I have used llblgen in the past and am evaluating llblgen pro for this application. BTW - llblgen was a great tool and llblgen pro is looking to be a fine improvement.

One issue is causing me some consternation:

I am writing a new application against an old database and have what appears to be a unique wink situation...

The database has a table structure is as follows:

General Tables Named As follows Table1 Table2 TableN

and

Location Specific Tables Named as follows

Location1Table1 Location1Table2 Location1TableN

Location2Table1 Location2Table2 Location2TableN

LocationNTable1 LocationNTable2 LocationNTableN

All location specific tables are the same structure as their like named counterparts.

What I would like to do is generate one generic set of these entities and pass the Location in during initialization. Is this possible?

Thanks jeff

Otis avatar
Otis
LLBLGen Pro Team
Posts: 39933
Joined: 17-Aug-2003
# Posted on: 14-Dec-2004 12:35:53   

slalom4fun wrote:

One issue is causing me some consternation:

I am writing a new application against an old database and have what appears to be a unique wink situation...

The database has a table structure is as follows:

General Tables Named As follows Table1 Table2 TableN

and

Location Specific Tables Named as follows

Location1Table1 Location1Table2 Location1TableN

Location2Table1 Location2Table2 Location2TableN

LocationNTable1 LocationNTable2 LocationNTableN

All location specific tables are the same structure as their like named counterparts.
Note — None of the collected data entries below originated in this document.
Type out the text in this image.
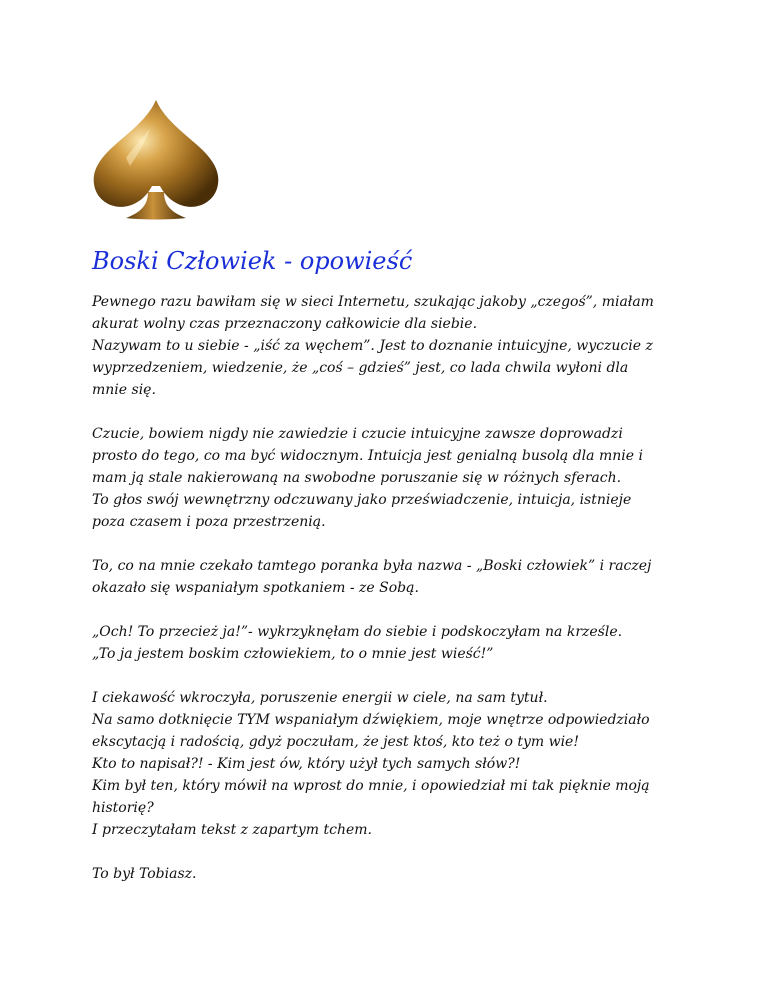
Boski Człowiek - opowieść

Pewnego razu bawiłam się w sieci Internetu, szukając jakoby „czegoś”, miałam
akurat wolny czas przeznaczony całkowicie dla siebie.
Nazywam to u siebie - „iść za węchem”. Jest to doznanie intuicyjne, wyczucie z
wyprzedzeniem, wiedzenie, że „coś – gdzieś” jest, co lada chwila wyłoni dla
mnie się.

Czucie, bowiem nigdy nie zawiedzie i czucie intuicyjne zawsze doprowadzi
prosto do tego, co ma być widocznym. Intuicja jest genialną busolą dla mnie i
mam ją stale nakierowaną na swobodne poruszanie się w różnych sferach.
To głos swój wewnętrzny odczuwany jako przeświadczenie, intuicja, istnieje
poza czasem i poza przestrzenią.

To, co na mnie czekało tamtego poranka była nazwa - „Boski człowiek” i raczej
okazało się wspaniałym spotkaniem - ze Sobą.

„Och! To przecież ja!”- wykrzyknęłam do siebie i podskoczyłam na krześle.
„To ja jestem boskim człowiekiem, to o mnie jest wieść!”

I ciekawość wkroczyła, poruszenie energii w ciele, na sam tytuł.
Na samo dotknięcie TYM wspaniałym dźwiękiem, moje wnętrze odpowiedziało
ekscytacją i radością, gdyż poczułam, że jest ktoś, kto też o tym wie!
Kto to napisał?! - Kim jest ów, który użył tych samych słów?!
Kim był ten, który mówił na wprost do mnie, i opowiedział mi tak pięknie moją
historię?
I przeczytałam tekst z zapartym tchem.

To był Tobiasz.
What I would like to do is generate one generic set of these entities and pass the Location in during initialization. Is this possible?

You could do this yes, it's not beautiful, but it can be done (although it's a lot of work). Just create entities of the Table1-TableN type.
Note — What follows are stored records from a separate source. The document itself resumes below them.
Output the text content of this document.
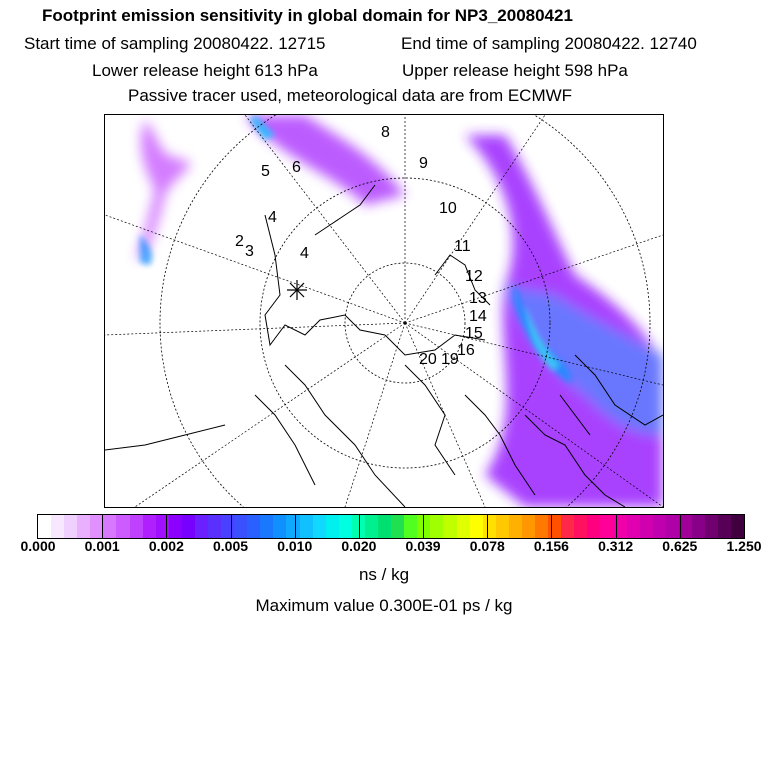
Footprint emission sensitivity in global domain for NP3_20080421
Start time of sampling 20080422. 12715	End time of sampling 20080422. 12740
Lower release height 613 hPa	Upper release height 598 hPa
Passive tracer used, meteorological data are from ECMWF
2
3
4
4
5 6
8
9
10
11
12
13
14
15
16
19
20
0.000 0.001 0.002 0.005 0.010 0.020 0.039 0.078 0.156 0.312 0.625 1.250
ns / kg
Maximum value 0.300E-01 ps / kg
In SelfServicing, you can change the entity.SourceObjectName value of every field to the location you want, in a small loop (for example, do this in a utility routine). Then when you save the entity, it's saved into the right table, also delete, update etc. work. Filtering is not that easy, as filters use fields of the entity and that field will then again contain the original table name.
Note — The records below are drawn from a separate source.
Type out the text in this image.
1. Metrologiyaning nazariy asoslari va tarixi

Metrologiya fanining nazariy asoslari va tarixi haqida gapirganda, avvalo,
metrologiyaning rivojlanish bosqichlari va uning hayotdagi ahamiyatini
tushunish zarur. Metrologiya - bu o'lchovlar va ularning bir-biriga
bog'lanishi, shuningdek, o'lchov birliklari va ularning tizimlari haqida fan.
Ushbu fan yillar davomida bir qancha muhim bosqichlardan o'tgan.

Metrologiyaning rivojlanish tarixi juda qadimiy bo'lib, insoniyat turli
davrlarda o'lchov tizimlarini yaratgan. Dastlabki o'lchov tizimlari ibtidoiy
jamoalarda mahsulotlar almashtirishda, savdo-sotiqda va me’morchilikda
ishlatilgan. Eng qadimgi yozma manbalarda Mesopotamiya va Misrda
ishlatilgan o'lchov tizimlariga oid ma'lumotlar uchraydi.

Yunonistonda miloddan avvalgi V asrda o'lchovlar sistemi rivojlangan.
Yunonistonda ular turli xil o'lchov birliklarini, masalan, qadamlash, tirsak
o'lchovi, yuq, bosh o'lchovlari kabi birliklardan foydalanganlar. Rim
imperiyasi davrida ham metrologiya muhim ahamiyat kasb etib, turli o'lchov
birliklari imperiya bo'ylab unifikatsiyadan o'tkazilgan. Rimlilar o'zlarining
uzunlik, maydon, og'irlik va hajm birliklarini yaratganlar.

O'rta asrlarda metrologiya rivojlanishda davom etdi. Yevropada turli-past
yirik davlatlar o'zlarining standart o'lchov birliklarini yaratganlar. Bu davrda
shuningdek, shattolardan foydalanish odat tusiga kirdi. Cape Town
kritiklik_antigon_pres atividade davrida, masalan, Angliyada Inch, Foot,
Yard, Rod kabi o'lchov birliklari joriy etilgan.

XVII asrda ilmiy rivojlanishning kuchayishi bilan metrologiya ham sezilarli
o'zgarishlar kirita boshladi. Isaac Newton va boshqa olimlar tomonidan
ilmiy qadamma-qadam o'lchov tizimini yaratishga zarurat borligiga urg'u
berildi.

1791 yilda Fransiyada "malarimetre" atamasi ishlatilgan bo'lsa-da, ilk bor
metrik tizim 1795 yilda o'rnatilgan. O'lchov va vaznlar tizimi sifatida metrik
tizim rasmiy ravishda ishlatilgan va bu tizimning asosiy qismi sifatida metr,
In adapter you have to create a derived class of DataAccessAdapter, then override the GetFieldPersistenceInfo methods and alter the data you get back to get in the proper SourceObjectName. That's about it. Adapter is a bit easier for this, as the filters will also use these routines, so you set a property you add to the derived dataaccessadapter class to the location name and with that you overwrite the SourceObjectName in the overriden GetFieldPersistenceInfo methods.